2.8.1 Changes in the food retail sector in NAE
Food retailing has experienced significant changes since 1945. Today, the giants of European food retail are Ger­many, France and the UK, based on their high populations and mature markets. The ownership structure of the larg­est companies in European food retail is varied. Carrefour (the world's second largest retailer) and Tesco are publicly held. Metro is publicly held, but with a large proportion owned by founder Otto Beisheim, the Haniel group and the Schmidt-Ruthebeck family. Rewe is a cooperative owned by its 3000 retail members, while ITM Intermarché is a consor­tium of independent merchants. Food accounts for around three-quarters of sales for these companies, except Metro where the figure is closer to 50%.
     In 2003, European food retailers accounted for 46% of

 

all European retail sales. The food retail market in Europe is very mature, but the food retail sector has increased its share of the wider retail market in all but four of 19 countries (France, Spain, Sweden and Denmark) by 19% to €870bn between 1999 and 2003. Tesco's sales rose by 54% and Wal-Mart Europe by 32% thanks entirely to the Asda opera­tion in the UK. Non-food is the driver of this supermarket growth, since food sales are relatively stagnant.
     There is a close relationship between per capita GDP and the penetration of "modern" retail (Figure 2-21). But what is interesting from a European perspective are the out­riders, such as Italy with about 20% below that predicted and the UK, which is about 15% above that predicted by this relationship. Whether this phenomenon points to du­rable exceptions to the rule based on cultural or policy dif­ferences, or simply to time lags in some countries, is not currently clear.
     In CEE countries, the penetration of large supermar­ket chains in the national food retail markets is quickly ap­proaching saturation. The EU average is 15 hypermarkets per one million inhabitants. Hungary has 10 million inhab­itants and by the end of 2005 there will be 98 hypermarkets in the country. Hypermarkets in Hungary now account for around a quarter of the market. Modern retailing already has an 18% share of the Russian market. This trend to­wards supermarket penetration in food retail has decreased the number of farmers' markets in many CEE countries.
     While there is a general trend toward concentration in Europe, the emerging structures of food retail are not always the same (Dobson et al., 2001). These authors use a typol­ogy of the dominant firm (when the market share of the top firm is >25% and at least twice as high as the second rated firm), the duopoly, the asymmetric oligopoly, the symmetric oligopoly and unconcentrated structure (when no firm has a market share >10%) (Table 2-7). In 1999 Italy was the only country ranked as "unconcentrated", though this no longer applies now that Coop Italia has a 12.5% share.

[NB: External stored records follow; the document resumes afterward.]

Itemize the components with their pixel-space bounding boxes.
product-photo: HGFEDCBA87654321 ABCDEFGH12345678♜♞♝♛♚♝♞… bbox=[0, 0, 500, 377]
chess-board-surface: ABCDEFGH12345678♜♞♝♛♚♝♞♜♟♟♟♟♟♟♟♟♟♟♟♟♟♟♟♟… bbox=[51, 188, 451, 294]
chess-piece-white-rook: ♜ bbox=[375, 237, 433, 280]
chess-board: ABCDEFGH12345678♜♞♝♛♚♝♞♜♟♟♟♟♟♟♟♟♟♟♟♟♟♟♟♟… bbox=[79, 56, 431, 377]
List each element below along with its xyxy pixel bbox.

     The internationalization of retail in Europe has been, by comparison with other sectors, a recent phenomenon. There is still quite a strong national characteristic to food retailing in many Western European countries (Table 2-8) though this (1) hides high levels of international collaboration between firms in pan-European sourcing to increase buying power, with buying groups especially strong in Scandinavia and (2) the rise of the deep discounters such as Aldi up the ranks of national players. Food retail in most CEE countries is domi­nated by the multinational chains. The top 10 retailers in the Czech Republic, for example, are all multinationals. Never­theless, some domestic cooperatives, trade associations and retail chains (such as COOP, CBA and Reál in Hungary, or VP Market in the Baltic countries) have been able to hold their own against competition by international retailers.
     Internationalization allows retailers to use their distri­bution systems for pan-European procurement. Tesco, for instance, exports Hungarian products under its private la­bels; the firm announced last year it aimed to export HUF 1 billion in Hungarian goods in 2005, with increases of Hun­garian goods to the Czech Republic, Slovakia and Poland. French-owned hypermarket Auchan also said recently it will increase the sale of Hungarian products outside Hungary's borders to HUF 5 billion in several years' time.